Blessed is She who Believes

 

Our back deck is now bedecked with a tomato plant that’s over 12 feet high. As a very novice gardener, I’d prepared for the three small plants I’d purchased with a reasonable support system. Two of them behaved nicely, reaching a modest height, producing medium sized fruit. One reached the end of its lattice and threw a green tendril skyward, latching onto a passing bee or sparrow, then letting go to land deckside up.

 

I pinched back the pert yellow blossoms, as advised, but they seem to have resurrected themselves by morning. Perhaps that explains the name, “Nightshade”. I now count 7 new little tomatoes arranging themselves in the leaves and I worry about the odds of frost.

 

Jack’s Magic Beans come to mind. Perhaps I should collect the seeds and store them in a safe place. Such extravagance, the green generative force of a single Solanum lycopersicum.

 

But generative power is not limited to the ability to reproduce. There’s another kind of creativity I had the privilege to witness; a procreativity I was invited to participate in.

 

It started with a tomato plant, a very tall plant on a porch. We’d just moved in next door, starting married life and two graduate degree program at Duke. We’d not met our neighbor, but I noticed that the plant was too tall for its pot. It kept falling over. I didn’t know it was a tomato plant; there weren’t any tomatoes, but I keep picking it up when it takes a header. It’s the only plant on the porch, and so it must matter to our unknown neighbor.

 

On the fourth rescue, the neighbor arrives, a tall woman, with an extraordinarily warm voice and wide smile. She introduces herself and the plant. Her name is Helen and the plant is Sarah.

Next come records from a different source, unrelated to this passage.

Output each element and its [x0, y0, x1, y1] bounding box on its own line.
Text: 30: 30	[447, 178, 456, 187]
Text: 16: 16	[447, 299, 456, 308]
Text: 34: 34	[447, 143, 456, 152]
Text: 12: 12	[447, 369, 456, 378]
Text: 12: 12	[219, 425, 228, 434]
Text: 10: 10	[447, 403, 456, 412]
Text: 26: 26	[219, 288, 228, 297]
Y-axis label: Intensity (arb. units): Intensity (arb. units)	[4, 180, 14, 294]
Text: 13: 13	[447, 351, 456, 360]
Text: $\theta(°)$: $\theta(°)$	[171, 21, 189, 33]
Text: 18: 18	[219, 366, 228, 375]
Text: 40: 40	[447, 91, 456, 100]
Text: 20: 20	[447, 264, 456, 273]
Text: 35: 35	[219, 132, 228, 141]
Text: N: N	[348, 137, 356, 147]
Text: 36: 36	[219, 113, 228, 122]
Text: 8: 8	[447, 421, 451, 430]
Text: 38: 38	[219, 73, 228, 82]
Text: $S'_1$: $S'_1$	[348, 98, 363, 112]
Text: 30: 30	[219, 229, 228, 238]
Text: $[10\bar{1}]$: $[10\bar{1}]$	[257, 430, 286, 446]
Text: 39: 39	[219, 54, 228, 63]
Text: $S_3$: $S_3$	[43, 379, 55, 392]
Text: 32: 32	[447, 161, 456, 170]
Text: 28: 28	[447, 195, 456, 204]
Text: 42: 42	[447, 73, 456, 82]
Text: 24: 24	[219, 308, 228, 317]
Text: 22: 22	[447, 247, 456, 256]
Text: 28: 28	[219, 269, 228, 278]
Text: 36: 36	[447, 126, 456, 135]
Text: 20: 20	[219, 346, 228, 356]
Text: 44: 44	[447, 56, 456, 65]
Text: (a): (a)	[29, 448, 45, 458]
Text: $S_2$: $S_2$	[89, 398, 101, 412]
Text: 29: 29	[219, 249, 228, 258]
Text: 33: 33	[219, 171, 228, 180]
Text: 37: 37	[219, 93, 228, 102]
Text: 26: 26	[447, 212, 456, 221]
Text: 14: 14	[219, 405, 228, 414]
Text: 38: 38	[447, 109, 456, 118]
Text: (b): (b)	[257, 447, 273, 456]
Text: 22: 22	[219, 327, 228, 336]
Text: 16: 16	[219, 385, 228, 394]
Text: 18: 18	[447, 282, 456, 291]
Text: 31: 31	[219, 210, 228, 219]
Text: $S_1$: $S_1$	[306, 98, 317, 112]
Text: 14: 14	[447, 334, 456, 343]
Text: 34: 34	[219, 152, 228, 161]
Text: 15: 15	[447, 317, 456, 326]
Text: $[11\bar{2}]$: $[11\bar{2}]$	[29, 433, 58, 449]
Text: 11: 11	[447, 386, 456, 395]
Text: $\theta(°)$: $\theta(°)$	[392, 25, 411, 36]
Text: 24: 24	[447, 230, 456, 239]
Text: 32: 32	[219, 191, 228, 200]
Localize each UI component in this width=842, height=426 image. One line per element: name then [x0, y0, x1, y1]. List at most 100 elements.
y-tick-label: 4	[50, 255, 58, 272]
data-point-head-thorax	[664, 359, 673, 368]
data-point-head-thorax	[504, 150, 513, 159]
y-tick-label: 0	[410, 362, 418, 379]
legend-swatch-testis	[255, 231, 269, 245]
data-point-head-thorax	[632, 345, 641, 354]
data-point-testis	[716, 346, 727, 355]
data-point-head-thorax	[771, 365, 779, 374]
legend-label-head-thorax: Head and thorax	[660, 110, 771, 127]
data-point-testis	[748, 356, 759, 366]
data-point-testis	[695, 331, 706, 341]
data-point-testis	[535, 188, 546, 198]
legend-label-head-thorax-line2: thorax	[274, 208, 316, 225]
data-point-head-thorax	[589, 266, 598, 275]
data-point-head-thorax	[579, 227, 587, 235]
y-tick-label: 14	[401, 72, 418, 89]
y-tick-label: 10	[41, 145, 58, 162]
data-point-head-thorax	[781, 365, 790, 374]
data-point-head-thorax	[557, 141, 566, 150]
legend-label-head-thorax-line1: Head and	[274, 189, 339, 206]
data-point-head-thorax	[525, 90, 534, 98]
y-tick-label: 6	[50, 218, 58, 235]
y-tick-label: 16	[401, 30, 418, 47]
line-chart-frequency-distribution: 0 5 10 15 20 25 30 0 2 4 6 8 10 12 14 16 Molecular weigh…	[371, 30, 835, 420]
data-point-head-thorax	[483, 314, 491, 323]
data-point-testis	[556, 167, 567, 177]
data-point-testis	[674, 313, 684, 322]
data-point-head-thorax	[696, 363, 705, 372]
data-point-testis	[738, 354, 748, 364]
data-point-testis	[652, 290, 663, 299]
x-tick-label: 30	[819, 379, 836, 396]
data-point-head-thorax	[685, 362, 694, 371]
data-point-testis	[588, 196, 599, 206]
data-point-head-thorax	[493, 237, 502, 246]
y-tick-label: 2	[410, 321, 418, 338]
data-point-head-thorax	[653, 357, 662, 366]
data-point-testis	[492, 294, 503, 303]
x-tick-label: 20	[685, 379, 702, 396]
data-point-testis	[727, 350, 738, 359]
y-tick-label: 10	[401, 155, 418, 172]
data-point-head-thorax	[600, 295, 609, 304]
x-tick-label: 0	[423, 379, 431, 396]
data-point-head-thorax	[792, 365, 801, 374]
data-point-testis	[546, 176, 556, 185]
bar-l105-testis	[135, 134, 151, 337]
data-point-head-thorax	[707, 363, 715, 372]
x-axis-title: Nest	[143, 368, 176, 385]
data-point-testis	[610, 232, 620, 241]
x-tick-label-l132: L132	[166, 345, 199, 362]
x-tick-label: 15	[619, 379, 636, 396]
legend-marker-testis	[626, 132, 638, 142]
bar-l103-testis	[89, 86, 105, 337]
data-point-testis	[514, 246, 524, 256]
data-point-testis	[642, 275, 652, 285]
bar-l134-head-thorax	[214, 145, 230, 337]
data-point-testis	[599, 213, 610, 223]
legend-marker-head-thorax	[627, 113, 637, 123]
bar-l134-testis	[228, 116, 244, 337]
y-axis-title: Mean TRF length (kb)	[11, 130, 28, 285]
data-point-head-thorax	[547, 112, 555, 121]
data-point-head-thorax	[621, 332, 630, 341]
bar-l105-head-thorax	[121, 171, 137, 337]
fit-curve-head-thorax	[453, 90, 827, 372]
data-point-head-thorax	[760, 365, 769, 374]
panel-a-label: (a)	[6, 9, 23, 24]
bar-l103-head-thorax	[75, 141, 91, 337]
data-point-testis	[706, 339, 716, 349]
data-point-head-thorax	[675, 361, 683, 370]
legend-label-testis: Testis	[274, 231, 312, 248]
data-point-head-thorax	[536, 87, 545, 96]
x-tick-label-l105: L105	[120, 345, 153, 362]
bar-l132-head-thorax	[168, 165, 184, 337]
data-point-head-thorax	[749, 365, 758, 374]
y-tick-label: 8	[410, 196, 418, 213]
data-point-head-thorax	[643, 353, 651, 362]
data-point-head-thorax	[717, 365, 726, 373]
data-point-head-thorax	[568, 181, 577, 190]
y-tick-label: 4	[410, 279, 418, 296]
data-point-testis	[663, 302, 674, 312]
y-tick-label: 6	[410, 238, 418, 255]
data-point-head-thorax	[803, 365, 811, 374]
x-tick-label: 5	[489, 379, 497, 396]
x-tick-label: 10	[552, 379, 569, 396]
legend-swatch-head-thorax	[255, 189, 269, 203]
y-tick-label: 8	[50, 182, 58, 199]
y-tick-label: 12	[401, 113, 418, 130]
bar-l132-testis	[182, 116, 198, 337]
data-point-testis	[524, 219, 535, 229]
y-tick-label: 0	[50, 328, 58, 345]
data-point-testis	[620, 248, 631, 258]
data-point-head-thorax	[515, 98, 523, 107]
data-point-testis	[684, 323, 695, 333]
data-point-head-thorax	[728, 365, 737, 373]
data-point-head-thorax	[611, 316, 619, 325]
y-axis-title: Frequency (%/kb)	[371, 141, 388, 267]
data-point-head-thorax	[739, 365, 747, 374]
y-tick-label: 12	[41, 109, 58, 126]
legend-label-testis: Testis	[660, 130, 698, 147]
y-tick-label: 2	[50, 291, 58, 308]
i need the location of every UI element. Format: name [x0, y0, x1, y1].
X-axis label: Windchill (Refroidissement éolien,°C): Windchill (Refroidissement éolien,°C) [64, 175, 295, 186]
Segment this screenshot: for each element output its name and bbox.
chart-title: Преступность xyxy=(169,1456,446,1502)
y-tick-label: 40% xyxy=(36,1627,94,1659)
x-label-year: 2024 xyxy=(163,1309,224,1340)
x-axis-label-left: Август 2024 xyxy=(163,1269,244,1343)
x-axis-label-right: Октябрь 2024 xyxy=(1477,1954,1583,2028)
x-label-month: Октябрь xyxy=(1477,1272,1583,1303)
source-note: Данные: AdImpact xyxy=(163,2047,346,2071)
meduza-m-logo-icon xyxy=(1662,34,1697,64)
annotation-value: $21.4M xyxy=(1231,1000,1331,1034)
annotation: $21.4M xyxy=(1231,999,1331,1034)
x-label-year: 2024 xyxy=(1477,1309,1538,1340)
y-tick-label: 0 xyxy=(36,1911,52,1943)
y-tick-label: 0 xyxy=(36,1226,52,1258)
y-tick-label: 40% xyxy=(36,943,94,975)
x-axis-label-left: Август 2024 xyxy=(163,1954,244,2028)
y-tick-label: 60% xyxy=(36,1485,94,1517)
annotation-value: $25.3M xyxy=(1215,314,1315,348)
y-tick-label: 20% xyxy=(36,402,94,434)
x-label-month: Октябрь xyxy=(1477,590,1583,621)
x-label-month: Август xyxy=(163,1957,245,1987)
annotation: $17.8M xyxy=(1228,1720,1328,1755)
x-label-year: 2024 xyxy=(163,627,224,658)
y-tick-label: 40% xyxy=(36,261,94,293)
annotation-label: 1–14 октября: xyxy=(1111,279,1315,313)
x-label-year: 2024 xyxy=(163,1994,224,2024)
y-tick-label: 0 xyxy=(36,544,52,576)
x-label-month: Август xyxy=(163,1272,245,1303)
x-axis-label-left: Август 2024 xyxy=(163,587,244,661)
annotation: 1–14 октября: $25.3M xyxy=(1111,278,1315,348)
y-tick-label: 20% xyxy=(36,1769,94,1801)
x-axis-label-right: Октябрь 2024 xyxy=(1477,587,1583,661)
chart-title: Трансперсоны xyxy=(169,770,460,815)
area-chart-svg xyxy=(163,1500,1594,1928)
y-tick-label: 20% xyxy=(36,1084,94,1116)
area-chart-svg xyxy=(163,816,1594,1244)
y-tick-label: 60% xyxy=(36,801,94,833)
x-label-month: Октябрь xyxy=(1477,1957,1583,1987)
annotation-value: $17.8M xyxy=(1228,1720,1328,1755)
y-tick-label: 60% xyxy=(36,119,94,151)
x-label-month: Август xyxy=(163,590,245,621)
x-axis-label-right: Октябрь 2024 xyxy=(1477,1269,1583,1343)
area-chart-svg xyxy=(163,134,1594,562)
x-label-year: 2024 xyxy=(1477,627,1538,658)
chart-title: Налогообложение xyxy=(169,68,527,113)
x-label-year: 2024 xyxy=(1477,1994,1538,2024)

I knew we were in the Bible belt when she explains that Sarah is apparently barren, but there’s always hope.

 

I’m cheered up by the prospect of a down to earth neighbor with a sense of humor. I rattle on about the drama/trauma of being an Appalachian exile, literally just off the Navajo reservation, starting studies at Duke, the Harvard of the South. I don’t mention how newly married or how financially limited we are. I think Helen could see that for herself.

 

I tell Bill we have a wonderful neighbor; she’s kind, funny, and she asks me to keep my eye on Sarah while I study.

 

Imagine my surprise when I fill out my work/study forms and I’m called to meet the Dean of the Duke Chapel. When I enter his office, plush with plum colored carpet, and lined with books in high walnut shelves, Helen is sitting to the right of the Dean and smiling. Did I want to work as the Religious and Arts intern for the Chapel?

 

Helen. Helen Crotwell. Associate Minister to Duke University. She of the tomato plant named Sarah. Generative within and beyond the structures of higher education and ministry. Her creativity and courage took her into civil rights work and peace work achievement, employee labor unions, and better wages, a center for Women’s Studies, an ecumenical network of chaplains, and of course, religion and the arts.

 

My most singular memory of her “conceivability” was her work on the “Red Mass”, a yearly worship service designed for and inclusive of every judge in the state of North Carolina. It was her liturgical vision of peace and justice embracing in every small town and steepled courts in Carolina’s cities.

 

This green life extravagance, this ability to originate can threaten those who rely on externalized authority.  Three months after I’ve left Duke Chapel for a WV parish I learn that the Dean of the Chapel has decreed that Helen is to be replaced by someone of junior rank and experience.

 

Helen not only survives the forcible uprooting; she thrives as a pastor, is appointed Superintendent and then, shortly before her death, is nominated as a candidate for the UMC episcopacy.

 

The antonym for generative is not “barren”; it’s consumptive. The opposite of a generative life is a consuming lifestyle or a wasteful heart.  “Don’t be afraid”, I tell my brave tomatoes, “Bloom and grow. You will not be forgotten.”